Virginia knew that her MP was popular. She had decided that her cause of the moment was democracy and her MP was one of very few to have increased his majority in the recent disastrous election, so she did not think it right to inflict anything too awful on him. But on the other hand, he was deaf and blind and couldn’t see the woods for the trees, politically. So, Virginia found a pin in the drawer of her treadle sewing machine and pricked his image about the ears, the eyes and on the three larger portraits about the frontal cortex. She had decided he could share her severest brainstem migraines. He could be really deaf to all things in his deep unconscious sleeps, he could suffer days of diplopia as his brain stem swelled, he could lose the ability to read and comprehend, for hours, during the second aura, even when the double vision had worn off. He must pay for his arrogance. And it was good for men to suffer a little, they got off too lightly, physically, on the whole, except for the way they dropped dead, out of the blue.

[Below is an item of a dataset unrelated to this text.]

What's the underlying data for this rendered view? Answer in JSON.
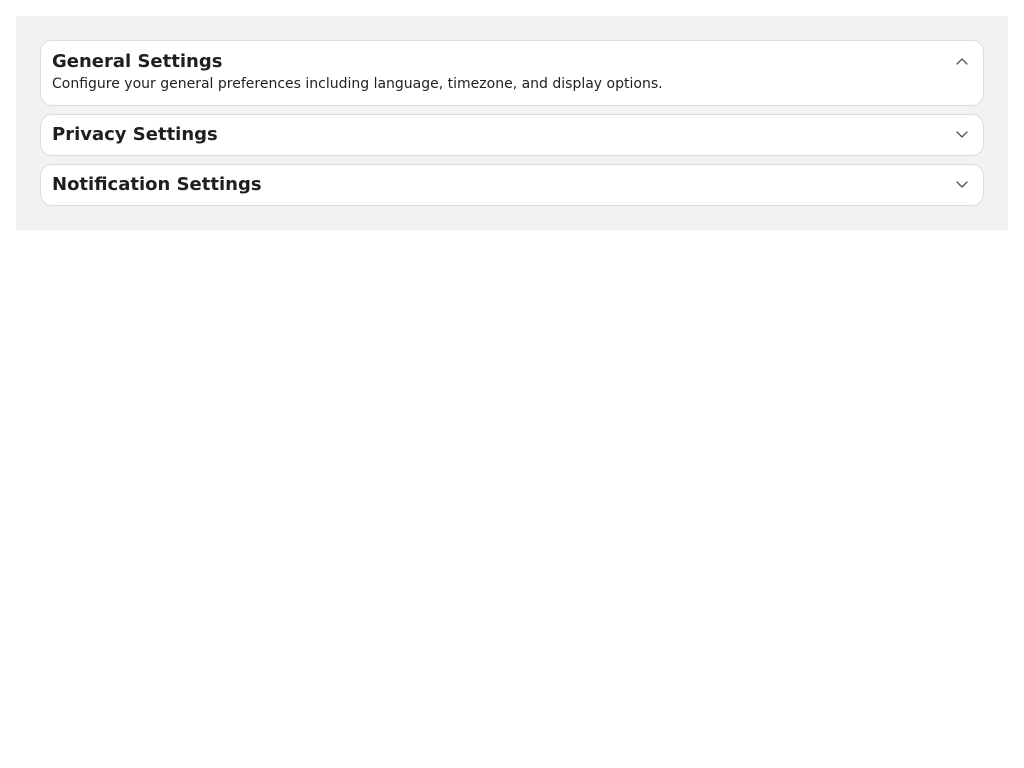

Virginia had decided that as identity politics were all the rage these days, there was no reason to dispense with the identity she had had all her life. Being rational and factual was soooooo last week. A man could ‘identify’ as a woman and everyone must regard him as such or pretend to. So Virginia could damn well identify as a witch, when it felt necessary to her wellbeing.

It was odd how quickly this ‘identifying’ as a member of the opposite sex had taken off, one could not even find the video of Blossom Dearie, singing ‘Bruce’ on Youtube anymore.